Chapter 9

4.1K 311 18
                                    

***

Ups! Gambar ini tidak mengikuti Pedoman Konten kami. Untuk melanjutkan publikasi, hapuslah gambar ini atau unggah gambar lain.

***

Rafa menatap Darel yang masih terlelap di kasurnya. Rafa harus apa? Ponsel Darel yang sudah terisi penuh baterainya terus berdering. Bunda Darel terus-terusan menelpon.

Rafa menghela napas. "Gue kenapa jadi ngebaikin Darel, sih? Niat awal gue kan mau jahatin dia," ucap Rafa yang mulai heran dengan sikapnya belakangan ini.

"Harusnya gue mulai nyakitin dia ...," gumam Rafa.

Tiba-tiba, sebuah ide terlintas di pikirannya. "Delon besok masih tanding, kan?"

Rafa langsung mengambil ponselnya, dan menghubungi seseorang.

"Ngapain lo?"

"Tenang dulu, dong. Gue cuma mau ngasih tau satu hal—"

"Ngga usah basa-basi! Cepet, Lo mau ngomong apa? Kalo nggak penting, gue tutup."

Rafa berdehem. "Gue minta, lo ke rumah gue sekarang juga—"

"Lo gila apa? Lo pura-pura atau gimana kalo gue lagi di Bogor sekarang?

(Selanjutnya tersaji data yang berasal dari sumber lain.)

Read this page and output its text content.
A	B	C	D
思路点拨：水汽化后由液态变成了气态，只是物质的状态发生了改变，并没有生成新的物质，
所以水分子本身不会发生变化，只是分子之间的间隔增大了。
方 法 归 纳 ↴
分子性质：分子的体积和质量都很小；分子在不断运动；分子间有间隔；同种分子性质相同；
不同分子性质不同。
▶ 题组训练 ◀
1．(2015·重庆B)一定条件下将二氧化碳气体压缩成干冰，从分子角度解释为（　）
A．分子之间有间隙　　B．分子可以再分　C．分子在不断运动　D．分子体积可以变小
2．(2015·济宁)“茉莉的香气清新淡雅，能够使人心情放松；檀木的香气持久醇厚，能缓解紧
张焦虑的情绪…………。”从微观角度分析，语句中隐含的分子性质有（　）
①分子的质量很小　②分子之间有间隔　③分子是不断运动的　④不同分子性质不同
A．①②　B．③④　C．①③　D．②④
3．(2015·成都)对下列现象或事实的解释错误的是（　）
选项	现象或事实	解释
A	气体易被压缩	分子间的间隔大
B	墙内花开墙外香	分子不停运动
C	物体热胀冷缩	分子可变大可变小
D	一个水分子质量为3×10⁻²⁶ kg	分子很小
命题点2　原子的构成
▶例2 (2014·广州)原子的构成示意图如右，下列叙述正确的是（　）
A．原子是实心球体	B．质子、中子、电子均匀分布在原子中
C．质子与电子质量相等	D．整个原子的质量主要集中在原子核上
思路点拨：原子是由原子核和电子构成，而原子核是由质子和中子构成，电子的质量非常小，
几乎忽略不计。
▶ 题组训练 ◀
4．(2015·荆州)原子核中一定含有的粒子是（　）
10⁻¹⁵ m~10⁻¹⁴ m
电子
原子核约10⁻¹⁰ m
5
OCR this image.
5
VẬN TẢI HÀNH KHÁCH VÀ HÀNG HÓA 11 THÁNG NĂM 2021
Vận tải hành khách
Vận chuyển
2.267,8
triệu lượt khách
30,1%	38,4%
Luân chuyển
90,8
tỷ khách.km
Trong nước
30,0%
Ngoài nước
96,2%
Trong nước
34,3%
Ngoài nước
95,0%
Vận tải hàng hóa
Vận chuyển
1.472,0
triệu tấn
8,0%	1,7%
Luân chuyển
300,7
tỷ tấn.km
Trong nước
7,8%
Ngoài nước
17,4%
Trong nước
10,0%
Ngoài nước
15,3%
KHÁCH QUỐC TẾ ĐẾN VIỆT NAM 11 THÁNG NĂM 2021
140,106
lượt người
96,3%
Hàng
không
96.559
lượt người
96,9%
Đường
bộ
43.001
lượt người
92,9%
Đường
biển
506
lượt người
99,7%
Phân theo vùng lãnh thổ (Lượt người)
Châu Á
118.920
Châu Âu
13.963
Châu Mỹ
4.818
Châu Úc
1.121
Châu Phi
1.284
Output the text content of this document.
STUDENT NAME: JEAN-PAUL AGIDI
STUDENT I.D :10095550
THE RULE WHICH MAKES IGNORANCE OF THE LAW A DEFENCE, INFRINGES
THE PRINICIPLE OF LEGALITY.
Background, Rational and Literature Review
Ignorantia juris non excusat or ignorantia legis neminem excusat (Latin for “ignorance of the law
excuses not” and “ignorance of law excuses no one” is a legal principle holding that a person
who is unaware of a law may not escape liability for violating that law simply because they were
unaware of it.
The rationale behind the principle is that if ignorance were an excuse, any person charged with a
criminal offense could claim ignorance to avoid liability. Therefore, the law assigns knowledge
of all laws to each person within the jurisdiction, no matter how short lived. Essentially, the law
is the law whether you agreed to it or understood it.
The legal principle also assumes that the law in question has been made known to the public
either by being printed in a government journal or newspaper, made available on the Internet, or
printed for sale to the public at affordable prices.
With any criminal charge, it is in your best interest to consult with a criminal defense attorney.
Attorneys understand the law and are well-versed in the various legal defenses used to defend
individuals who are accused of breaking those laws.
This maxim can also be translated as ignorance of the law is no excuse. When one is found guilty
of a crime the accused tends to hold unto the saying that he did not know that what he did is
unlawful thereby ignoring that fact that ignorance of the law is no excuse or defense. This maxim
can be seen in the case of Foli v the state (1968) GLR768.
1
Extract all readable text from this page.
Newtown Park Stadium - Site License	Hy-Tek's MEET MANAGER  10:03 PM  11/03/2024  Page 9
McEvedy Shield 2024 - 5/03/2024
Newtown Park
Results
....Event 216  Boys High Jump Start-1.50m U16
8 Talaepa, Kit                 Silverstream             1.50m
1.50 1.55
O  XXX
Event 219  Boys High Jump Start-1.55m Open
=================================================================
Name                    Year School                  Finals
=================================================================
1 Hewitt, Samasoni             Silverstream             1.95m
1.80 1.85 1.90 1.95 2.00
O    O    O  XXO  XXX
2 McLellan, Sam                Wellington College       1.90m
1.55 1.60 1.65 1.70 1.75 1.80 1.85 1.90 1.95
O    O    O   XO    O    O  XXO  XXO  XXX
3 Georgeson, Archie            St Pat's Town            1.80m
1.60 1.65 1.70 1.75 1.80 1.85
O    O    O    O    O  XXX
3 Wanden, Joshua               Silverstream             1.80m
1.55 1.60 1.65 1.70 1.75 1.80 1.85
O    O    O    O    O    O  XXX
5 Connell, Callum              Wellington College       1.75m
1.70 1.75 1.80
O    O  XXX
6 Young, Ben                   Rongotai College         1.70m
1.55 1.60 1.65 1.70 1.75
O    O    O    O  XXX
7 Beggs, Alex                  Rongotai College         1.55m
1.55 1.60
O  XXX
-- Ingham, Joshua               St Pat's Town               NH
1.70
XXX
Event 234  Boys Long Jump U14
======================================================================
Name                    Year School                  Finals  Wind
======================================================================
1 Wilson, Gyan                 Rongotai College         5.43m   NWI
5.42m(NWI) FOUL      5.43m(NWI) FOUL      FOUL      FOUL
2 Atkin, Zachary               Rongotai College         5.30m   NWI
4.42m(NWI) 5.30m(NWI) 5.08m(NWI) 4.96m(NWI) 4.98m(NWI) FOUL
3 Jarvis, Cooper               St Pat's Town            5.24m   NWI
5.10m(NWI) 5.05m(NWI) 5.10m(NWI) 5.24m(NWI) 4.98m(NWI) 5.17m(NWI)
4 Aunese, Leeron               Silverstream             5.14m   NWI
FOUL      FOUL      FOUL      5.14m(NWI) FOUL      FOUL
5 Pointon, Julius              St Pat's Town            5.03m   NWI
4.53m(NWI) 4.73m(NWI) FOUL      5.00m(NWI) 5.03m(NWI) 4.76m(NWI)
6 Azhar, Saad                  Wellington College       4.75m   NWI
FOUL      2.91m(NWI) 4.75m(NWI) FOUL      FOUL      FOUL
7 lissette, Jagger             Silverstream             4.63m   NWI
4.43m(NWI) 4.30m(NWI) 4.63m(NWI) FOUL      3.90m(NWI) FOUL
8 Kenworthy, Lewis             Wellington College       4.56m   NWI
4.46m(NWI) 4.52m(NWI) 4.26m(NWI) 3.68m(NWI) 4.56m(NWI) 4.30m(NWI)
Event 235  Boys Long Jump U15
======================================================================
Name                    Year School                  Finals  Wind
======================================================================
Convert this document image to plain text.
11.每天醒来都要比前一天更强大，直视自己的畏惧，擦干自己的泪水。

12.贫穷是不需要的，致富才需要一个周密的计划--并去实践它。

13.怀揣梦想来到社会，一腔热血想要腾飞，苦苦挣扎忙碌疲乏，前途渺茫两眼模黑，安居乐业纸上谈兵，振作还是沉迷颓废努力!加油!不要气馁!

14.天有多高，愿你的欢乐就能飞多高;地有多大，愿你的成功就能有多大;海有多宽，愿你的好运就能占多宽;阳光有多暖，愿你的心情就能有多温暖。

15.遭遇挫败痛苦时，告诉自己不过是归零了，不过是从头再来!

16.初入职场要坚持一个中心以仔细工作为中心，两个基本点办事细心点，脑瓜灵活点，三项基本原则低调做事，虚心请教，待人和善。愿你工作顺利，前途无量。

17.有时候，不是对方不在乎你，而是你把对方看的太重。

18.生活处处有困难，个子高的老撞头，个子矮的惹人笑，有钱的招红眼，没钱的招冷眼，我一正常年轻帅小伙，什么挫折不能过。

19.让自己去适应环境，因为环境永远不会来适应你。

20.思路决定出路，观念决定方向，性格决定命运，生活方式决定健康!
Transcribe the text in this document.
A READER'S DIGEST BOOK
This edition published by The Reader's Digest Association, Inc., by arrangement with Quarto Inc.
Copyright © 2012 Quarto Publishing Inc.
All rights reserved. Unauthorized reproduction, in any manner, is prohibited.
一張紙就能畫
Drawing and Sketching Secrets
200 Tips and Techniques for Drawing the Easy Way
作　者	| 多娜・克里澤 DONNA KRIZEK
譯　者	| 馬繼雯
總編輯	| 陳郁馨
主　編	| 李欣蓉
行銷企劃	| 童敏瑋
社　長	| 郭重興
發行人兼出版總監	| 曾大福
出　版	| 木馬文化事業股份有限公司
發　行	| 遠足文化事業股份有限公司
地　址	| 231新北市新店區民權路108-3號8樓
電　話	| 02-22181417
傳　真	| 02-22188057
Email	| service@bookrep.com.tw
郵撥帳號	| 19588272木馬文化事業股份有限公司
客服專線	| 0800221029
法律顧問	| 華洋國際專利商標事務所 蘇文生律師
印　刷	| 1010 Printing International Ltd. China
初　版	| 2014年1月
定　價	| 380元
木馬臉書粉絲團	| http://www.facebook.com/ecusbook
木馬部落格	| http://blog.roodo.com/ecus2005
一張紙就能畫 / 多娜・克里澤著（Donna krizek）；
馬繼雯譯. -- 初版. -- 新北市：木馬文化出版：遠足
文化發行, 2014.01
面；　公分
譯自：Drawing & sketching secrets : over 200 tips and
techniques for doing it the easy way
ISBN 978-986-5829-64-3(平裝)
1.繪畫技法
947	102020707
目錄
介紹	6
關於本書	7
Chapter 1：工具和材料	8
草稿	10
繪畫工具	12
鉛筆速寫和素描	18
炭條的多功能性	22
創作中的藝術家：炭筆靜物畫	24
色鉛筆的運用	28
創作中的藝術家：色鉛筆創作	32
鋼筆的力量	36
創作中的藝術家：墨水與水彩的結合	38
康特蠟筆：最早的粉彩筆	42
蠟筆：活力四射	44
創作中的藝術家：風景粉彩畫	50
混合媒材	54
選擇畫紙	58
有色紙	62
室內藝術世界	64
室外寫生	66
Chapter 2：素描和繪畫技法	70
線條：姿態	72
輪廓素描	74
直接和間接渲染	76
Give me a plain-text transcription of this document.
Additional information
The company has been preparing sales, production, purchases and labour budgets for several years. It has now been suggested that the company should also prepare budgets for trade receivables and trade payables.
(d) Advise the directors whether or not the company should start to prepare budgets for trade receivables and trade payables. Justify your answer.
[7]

Ngapain lo nyuruh gue ke rumah lo?"

"Jangan motong ucapan gue bisa nggak sih?" Rafa berucap dengan penuh penekanan. "Lo ke sini sekarang, atau besok, lo nggak akan bisa liat adek lo lagi."

"Hah? Darel? Lo apain Darel?!"

"Kalem. Paling cuma kegores sedikit," balas Rafa santai.

"Kalo sampe Darel kenapa-napa, gue bunuh lo, Rafa!"

Rafa tersenyum miring, walau ia tahu Delon tak akan melihatnya. "Apa lo belum puas bunuh kakak gue, hah? Lo juga mau bunuh gue? Dasar pembunuh," desis Rafa.

"Gue ke sana sekarang," ucap Delon sebelum mematikan sambungan telepon.

Rafa tersenyum miring. "Well, memancing Delon semudah itu ternyata."

Rafa duduk di kursi belajarnya, sambil mengetukkan jarinya ke meja, Rafa berucap, "Gue bakal hancurin lo pelan-pelan, Delon."

***

"Gue harus pulang sekarang juga, tolong pengertiannya."

Delon menatap Gara—kapten tim basketnya dengan tatapan memohon.

"Kita punya cadangan, kan? Lo bisa pake mereka, Ra. Gue mohon, gue mau pulang."

Gara menyilangkan tangannya di dada sambil menatap Delon. "Nggak semudah itu, Delon. Gue nggak yakin pembina bakal setuju. Kita nggak mau ngambil resiko dengan pake cadangan. Kita semua tau, permainan lo cukup bagus. Dengan nggak adanya lo, gue pesimis kita kalah."

Sebenarnya, Gara kasihan saat melihat wajah Delon. Sepertinya, anak itu benar-benar ingin pulang.

"Emangnya, lo kenapa mau pulang?" tanya Gara pada akhirnya.

"Adek gue ... dia dalam bahaya. Gue harus nyelametin dia," balas Delon sendu.

Gara mengangkat sebelah alisnya. "Gue tanya pembina dulu, okay?"